President Obama has nominated Nevadan Neil Kornze to lead the Bureau of Land Management. Kornze has championed the administration’s plans to lease public lands for solar-energy projects. He’s also worked to boost oil and gas drilling on federal land. So it seems he’s down with Obama’s “all of the above” energy policy.
The nomination shouldn’t come as a huge surprise: Kornze has been filling the BLM’s top job on an interim basis since March. (The last permanent director retired in March 2012.) Kornze joined the agency in late 2011. Previously he worked for eight years as an aide to Sen. Harry Reid (D-Nev).
The BLM oversees more than 245 million acres of public land. It leases out land for energy production and farming, manages wildlife, oversees campgrounds and other recreational facilities, and works to control fires. That first responsibility — leasing land for energy projects — will keep the agency in the hot seat in years to come as controversy bubbles up about leasing land for fracking and coal mining as well as for solar and wind projects.
Kornze’s boss, Interior Secretary Sally Jewell, had this to say about him: “Neil has helped implement forward-looking reforms at the BLM to promote energy development in areas of minimal conflict, drive landscape-level planning efforts, and dramatically expand the agency’s use of technology to speed up the process for energy permitting.”

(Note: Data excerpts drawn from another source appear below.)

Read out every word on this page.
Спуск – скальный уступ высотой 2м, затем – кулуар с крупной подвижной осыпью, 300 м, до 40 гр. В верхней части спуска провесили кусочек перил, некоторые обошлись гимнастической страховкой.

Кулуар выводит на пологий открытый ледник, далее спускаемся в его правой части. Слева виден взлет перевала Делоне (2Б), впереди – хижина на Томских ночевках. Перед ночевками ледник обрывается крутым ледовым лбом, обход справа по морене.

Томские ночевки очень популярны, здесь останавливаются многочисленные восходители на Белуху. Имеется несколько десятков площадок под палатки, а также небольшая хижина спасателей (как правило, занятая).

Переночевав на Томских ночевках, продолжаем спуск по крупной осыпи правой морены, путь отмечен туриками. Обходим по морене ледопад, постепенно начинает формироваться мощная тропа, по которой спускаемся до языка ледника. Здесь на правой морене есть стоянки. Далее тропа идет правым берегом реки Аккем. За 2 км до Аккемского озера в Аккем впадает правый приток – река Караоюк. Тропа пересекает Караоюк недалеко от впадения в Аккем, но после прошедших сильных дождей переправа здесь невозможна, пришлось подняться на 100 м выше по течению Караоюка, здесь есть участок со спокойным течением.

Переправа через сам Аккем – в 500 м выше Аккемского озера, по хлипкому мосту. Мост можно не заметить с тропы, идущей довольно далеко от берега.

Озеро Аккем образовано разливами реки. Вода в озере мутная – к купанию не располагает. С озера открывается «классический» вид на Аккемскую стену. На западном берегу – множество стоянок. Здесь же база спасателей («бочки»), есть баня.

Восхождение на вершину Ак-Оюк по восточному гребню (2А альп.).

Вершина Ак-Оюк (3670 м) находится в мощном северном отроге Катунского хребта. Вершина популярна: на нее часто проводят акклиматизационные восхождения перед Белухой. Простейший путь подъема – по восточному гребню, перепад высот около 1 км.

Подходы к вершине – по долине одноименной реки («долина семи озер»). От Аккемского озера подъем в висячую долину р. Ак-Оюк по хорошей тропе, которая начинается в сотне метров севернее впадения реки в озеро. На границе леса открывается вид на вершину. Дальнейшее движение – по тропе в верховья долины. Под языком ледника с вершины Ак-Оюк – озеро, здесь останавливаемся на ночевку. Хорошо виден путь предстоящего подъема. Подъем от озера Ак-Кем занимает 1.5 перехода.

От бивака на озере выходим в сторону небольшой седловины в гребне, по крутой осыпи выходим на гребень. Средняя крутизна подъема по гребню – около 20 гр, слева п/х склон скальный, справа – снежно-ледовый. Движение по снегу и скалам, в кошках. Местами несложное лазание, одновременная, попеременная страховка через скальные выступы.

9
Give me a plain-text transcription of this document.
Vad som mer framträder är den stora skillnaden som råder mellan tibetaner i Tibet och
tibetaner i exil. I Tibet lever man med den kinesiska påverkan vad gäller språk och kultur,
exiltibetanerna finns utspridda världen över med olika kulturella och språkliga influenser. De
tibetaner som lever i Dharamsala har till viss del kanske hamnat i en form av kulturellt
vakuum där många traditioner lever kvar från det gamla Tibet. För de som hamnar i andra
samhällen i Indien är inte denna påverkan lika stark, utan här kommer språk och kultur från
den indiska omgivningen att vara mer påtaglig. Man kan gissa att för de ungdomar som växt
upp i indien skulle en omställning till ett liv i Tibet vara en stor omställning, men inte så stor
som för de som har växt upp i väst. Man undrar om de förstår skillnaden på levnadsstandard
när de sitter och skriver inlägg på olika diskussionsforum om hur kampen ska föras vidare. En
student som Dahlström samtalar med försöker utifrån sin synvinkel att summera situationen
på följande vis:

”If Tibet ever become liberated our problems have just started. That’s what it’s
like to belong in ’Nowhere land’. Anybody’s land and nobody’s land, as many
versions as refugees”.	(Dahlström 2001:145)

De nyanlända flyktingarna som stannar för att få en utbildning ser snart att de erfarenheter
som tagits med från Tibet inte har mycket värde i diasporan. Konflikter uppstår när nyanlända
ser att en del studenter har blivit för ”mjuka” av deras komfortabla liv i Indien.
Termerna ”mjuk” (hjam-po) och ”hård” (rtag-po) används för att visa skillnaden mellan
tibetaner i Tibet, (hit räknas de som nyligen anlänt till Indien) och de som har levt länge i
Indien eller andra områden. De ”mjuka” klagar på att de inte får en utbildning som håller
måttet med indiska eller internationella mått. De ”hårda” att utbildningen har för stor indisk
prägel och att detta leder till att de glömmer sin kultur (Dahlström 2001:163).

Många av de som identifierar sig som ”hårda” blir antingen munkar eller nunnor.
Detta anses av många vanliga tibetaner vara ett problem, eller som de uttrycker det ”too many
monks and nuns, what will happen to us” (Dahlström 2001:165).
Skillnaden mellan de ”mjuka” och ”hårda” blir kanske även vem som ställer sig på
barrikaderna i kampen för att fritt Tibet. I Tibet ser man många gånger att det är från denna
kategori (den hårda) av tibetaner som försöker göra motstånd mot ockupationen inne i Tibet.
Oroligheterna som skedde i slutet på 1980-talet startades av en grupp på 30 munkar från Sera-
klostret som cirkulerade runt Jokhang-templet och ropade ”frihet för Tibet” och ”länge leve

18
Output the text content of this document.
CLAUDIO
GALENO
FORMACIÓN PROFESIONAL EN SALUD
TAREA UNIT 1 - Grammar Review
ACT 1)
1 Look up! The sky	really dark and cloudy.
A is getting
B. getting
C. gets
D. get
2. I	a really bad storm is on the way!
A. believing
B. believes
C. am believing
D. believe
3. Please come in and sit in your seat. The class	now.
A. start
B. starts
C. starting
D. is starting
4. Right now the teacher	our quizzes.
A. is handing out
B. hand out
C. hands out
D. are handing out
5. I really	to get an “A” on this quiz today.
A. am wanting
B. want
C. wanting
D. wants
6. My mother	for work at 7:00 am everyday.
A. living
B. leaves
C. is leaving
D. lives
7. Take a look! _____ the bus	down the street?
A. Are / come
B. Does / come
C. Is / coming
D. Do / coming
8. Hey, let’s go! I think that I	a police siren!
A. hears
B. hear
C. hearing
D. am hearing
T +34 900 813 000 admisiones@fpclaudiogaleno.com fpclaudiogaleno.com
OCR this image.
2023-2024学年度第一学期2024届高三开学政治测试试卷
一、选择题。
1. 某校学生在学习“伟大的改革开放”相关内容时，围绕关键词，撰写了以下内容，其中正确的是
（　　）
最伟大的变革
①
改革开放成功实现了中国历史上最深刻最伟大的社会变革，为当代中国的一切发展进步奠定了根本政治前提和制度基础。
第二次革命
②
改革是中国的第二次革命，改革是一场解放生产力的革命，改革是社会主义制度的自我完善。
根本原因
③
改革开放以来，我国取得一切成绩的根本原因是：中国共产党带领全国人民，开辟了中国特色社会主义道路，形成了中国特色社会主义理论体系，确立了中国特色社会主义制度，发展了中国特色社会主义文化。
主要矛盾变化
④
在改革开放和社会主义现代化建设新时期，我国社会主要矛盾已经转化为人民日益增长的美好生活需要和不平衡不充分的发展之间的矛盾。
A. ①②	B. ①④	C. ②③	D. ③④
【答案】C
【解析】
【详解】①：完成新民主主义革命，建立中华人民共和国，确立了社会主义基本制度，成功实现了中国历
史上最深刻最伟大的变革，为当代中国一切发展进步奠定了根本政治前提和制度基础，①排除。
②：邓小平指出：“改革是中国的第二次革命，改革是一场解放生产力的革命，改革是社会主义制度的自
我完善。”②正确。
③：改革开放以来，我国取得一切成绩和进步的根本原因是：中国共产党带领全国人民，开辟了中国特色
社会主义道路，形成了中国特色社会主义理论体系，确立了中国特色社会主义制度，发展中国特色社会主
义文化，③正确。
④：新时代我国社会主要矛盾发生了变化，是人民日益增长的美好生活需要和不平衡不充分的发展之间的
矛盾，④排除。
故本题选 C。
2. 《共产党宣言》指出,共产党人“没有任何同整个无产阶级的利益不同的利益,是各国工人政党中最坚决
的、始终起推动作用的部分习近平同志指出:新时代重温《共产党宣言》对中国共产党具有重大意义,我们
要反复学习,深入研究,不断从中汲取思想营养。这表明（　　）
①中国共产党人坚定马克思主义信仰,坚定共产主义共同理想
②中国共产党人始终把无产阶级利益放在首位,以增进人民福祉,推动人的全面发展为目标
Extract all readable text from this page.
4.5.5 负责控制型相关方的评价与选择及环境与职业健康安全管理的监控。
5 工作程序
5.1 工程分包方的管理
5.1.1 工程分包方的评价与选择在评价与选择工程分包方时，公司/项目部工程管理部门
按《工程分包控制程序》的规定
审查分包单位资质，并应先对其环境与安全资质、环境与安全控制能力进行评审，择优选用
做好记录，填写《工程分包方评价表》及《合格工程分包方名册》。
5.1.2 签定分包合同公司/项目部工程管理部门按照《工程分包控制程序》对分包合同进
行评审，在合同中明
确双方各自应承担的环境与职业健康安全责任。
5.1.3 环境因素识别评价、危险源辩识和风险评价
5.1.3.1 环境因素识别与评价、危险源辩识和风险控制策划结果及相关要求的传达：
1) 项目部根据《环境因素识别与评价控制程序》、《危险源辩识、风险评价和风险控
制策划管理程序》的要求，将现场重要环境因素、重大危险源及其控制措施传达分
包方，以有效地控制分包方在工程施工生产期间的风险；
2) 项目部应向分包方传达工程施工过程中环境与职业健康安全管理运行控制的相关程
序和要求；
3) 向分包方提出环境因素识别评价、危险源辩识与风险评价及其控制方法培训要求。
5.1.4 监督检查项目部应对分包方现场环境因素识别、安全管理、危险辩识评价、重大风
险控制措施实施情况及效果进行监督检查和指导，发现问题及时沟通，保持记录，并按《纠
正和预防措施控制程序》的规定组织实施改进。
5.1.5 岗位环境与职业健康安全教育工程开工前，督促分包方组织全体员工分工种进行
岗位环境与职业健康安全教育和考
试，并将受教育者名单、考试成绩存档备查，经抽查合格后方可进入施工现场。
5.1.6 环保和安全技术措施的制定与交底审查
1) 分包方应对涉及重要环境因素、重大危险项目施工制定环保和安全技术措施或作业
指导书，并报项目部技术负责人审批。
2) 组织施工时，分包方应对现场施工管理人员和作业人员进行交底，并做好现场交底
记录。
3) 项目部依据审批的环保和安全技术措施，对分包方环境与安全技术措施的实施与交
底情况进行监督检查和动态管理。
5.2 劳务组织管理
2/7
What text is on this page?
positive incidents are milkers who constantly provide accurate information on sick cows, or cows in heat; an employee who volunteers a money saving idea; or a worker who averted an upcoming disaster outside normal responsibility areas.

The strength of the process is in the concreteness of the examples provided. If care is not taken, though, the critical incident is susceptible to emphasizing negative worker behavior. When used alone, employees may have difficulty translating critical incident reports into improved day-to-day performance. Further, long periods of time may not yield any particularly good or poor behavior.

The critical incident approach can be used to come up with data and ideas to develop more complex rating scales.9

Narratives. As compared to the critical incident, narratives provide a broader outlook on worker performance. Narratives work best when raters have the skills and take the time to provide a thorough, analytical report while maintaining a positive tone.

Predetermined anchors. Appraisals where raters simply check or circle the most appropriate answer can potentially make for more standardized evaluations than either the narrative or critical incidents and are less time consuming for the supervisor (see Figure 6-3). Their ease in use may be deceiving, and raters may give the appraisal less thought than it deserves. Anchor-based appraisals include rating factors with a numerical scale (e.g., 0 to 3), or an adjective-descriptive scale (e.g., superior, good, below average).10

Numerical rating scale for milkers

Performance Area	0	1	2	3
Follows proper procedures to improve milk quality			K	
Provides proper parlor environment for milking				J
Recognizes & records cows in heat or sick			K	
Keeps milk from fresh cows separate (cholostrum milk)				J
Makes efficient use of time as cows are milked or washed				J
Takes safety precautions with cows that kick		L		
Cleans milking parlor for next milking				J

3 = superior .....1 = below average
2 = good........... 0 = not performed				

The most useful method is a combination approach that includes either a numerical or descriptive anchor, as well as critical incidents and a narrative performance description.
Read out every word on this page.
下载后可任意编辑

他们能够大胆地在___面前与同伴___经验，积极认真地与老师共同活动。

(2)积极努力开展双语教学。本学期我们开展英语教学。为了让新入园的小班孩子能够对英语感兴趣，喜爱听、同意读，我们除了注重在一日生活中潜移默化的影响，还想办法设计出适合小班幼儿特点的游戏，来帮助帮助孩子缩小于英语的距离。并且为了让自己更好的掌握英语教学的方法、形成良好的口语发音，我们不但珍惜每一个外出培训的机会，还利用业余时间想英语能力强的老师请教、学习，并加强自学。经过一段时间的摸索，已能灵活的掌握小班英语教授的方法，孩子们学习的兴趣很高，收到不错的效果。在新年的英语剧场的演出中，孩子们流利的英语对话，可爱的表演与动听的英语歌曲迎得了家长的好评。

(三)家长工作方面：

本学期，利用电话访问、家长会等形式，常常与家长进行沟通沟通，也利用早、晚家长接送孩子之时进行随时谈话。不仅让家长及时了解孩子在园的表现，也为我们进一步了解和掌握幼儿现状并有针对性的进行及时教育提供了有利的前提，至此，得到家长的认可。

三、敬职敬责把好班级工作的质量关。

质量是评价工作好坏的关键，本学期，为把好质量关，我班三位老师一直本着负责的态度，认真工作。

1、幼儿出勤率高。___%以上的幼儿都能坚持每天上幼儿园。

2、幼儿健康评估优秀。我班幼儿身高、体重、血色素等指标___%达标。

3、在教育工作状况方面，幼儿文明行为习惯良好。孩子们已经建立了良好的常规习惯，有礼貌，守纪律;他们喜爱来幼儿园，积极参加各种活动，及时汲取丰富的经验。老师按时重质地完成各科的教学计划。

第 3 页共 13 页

More from an Interior Department press release:
Kornze played a key role in developing the Western Solar Plan, which established 17 low-conflict zones for commercial solar energy development and also identified lands appropriate for conservation, and the agency’s approval of 47 solar, wind and geothermal utility-scale projects on public lands, as a leader of the Department’s Renewable Energy Strike Team. When built, these projects [will] add up to more than 13,300 megawatts — enough electricity to power 4.6 million homes and support 19,000 construction and operations jobs. He also has been a leader in reforming BLM’s oil and gas program, including the upcoming launch of a nation-wide online permitting system that could significantly reduce drilling permit processing times, and in the bureau’s efforts to enhance and increase visitors to the diverse system of national conservation lands.
Alex Taurel of the League of Conservation Voters had nice things to say about Kornze: “As a westerner, he knows first-hand the importance of careful stewardship of our public lands. He’s the right choice for the job, and the Senate should act quickly on his nomination.”